How do you translate authority?

You may or mat not have thought about it, but I have a category named "translations". As you might imagine, it contains things of a translated nature, written by the very translator that writes these very words.

I sure wrote a lot of things back in the days. As in, thousands of them.

Translating these things poses a quite interesting set of challenges. Not least among these are those relating to genre and context - how do you go about translating things that are part political pamphlets, part engaging in a very particular community of discourse, and part exploratory writings whose only motivation were the author's pleasure in spending time with a particular thought?

Needless to say, there are certain things lost in translations.

Another difficulty lies in the intertextual dimension. One text talks to, relies on and presumes familiarity with another, which in turn does the very same things to an other, and so on in a great chain of textual being. Which, in practical terms, means that you can't really just translate the one text and be done with it - you have to dig back in time to the one text that stands (or can be made to stand) on its own contextual feat (or feet), and then move forward from there. Until you reach the point where enough inter- has been suffixed to the text you initially wanted to translate.

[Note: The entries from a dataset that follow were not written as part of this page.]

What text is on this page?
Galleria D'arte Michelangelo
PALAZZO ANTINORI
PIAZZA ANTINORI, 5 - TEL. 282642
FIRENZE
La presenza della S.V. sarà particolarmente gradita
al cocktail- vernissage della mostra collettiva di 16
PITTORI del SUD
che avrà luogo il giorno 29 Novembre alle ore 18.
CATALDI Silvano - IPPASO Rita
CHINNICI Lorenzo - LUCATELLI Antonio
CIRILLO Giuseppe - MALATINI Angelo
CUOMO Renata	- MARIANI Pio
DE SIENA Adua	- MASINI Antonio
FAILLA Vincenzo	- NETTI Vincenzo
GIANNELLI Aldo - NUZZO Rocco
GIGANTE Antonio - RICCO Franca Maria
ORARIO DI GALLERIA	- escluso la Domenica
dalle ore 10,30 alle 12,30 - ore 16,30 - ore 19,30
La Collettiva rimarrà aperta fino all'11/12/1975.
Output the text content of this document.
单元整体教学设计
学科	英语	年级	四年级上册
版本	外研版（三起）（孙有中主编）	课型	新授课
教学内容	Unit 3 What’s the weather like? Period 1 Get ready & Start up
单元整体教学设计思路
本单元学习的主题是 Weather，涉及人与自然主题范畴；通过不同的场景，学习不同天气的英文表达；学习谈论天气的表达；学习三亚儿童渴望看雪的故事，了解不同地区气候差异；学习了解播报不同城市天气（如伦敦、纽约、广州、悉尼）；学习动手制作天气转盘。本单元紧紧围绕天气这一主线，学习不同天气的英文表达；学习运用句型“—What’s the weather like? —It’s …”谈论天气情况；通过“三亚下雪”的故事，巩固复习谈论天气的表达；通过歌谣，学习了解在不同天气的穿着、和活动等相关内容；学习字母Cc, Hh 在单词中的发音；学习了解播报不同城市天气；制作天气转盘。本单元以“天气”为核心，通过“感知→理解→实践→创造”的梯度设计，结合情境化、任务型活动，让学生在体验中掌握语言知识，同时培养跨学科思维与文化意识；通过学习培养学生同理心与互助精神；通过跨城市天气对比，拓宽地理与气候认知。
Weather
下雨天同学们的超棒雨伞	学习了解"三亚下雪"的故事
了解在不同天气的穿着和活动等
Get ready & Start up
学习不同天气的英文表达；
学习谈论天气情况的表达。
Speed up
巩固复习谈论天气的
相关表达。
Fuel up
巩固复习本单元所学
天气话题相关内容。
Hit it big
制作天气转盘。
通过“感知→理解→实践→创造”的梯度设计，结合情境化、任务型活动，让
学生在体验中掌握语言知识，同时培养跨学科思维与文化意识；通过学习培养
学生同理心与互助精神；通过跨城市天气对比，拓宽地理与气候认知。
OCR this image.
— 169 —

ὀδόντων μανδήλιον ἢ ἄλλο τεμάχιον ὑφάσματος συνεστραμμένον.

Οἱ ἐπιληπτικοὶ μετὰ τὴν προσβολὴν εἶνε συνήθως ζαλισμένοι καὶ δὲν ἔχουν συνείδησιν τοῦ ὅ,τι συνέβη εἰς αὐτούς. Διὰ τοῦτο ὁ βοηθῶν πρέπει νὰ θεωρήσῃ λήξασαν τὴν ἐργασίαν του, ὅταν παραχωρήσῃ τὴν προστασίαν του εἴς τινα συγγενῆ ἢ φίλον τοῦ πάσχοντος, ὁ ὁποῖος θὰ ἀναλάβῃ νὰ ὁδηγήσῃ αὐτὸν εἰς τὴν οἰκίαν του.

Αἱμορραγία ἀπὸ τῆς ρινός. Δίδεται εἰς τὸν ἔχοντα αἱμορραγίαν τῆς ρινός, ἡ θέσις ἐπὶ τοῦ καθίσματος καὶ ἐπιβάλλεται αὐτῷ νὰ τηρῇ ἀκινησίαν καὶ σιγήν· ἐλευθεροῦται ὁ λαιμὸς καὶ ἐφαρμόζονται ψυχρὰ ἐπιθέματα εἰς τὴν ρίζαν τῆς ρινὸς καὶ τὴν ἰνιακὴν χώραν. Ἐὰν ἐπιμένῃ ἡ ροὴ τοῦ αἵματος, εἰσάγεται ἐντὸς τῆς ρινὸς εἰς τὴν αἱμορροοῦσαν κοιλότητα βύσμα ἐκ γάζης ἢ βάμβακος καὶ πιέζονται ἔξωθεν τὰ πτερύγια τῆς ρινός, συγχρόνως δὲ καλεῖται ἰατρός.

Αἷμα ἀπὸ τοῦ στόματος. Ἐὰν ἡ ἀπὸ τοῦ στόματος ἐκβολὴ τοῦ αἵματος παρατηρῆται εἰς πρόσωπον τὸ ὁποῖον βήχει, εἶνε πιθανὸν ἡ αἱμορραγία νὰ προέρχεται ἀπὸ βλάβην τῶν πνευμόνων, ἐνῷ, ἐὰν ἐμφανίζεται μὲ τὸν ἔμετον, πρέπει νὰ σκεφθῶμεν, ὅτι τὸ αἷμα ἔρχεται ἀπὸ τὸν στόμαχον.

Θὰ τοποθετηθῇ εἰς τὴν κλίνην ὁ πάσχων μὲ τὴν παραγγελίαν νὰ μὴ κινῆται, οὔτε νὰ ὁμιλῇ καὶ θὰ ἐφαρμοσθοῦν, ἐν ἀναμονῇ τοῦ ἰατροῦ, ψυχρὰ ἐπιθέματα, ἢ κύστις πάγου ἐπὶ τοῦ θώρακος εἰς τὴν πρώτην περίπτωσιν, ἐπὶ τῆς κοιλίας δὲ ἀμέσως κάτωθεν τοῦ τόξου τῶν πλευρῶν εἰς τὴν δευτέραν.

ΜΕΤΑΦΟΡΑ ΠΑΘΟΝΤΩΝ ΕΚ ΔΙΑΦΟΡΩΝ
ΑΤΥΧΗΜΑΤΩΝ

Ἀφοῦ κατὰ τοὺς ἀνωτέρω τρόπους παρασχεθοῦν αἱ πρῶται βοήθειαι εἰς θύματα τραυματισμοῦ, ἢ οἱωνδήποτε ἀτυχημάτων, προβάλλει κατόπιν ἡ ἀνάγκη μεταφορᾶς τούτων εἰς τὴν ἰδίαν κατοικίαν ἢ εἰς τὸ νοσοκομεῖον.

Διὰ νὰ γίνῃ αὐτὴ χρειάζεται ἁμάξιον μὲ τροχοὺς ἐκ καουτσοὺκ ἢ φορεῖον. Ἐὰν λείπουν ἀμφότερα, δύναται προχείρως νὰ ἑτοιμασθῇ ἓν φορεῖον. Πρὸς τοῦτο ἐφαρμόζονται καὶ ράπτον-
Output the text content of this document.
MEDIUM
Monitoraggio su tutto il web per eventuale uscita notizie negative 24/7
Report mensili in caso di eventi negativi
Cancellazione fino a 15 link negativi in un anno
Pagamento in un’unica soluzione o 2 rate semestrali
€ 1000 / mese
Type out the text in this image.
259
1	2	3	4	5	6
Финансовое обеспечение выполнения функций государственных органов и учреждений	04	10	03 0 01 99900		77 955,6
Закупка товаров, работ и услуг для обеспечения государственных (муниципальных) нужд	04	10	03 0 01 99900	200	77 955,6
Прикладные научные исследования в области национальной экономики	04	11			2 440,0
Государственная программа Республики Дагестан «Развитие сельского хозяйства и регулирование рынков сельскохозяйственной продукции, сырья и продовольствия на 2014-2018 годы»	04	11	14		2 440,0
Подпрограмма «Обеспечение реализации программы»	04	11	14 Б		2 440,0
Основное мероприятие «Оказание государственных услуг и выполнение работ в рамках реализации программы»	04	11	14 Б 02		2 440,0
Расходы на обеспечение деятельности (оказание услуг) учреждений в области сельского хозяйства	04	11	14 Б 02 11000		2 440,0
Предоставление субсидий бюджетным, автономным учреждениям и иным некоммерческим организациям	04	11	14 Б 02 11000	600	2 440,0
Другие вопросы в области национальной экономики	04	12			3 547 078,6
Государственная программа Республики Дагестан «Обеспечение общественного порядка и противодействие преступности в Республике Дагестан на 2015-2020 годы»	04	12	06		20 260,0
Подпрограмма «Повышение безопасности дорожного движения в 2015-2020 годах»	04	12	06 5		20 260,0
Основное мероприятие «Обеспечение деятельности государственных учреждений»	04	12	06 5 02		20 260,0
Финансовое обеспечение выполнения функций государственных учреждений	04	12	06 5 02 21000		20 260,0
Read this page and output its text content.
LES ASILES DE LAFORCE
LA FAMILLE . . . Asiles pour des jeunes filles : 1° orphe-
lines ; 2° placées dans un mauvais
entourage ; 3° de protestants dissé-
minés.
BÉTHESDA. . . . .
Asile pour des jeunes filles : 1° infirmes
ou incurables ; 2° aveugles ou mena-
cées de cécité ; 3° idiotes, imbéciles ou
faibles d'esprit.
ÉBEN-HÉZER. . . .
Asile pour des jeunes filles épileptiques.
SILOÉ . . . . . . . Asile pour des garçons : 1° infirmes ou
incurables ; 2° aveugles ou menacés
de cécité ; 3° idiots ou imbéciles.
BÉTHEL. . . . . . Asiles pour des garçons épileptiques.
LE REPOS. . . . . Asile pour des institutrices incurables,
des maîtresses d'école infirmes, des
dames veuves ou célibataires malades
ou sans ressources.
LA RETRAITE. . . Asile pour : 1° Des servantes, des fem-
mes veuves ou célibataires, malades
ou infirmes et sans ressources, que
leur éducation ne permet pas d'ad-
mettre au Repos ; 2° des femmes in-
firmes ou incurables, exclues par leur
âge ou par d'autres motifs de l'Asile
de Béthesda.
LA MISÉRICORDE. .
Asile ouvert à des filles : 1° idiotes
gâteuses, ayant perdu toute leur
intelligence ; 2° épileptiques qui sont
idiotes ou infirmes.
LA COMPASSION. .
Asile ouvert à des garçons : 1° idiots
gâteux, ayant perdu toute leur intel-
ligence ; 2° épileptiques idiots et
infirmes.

There is an aspect of archeology and genealogy at work here.

Yet another difficulty lies in the notion of fidelity. Time has passed between the writing and the translating, after all. New things have been learned, new experiences had, and new patterns of writing adopted. The translator is (hopefully) always wiser than the author, and all those mistakes that were made at the time of writing are visible with the predictive clarity of hindsight. And there is the ever present temptation to learn from the past, correct the mistakes and improve upon the present.

As the author, I do profess to claim some authority of/on the text at hand. Changes were made. Fidelity be damned.

All this applies. And that without the added complexity of having to take into account the triple hermeneutics of translating something that is not of one's own writing.

The question is, indeed - how do you translate authority?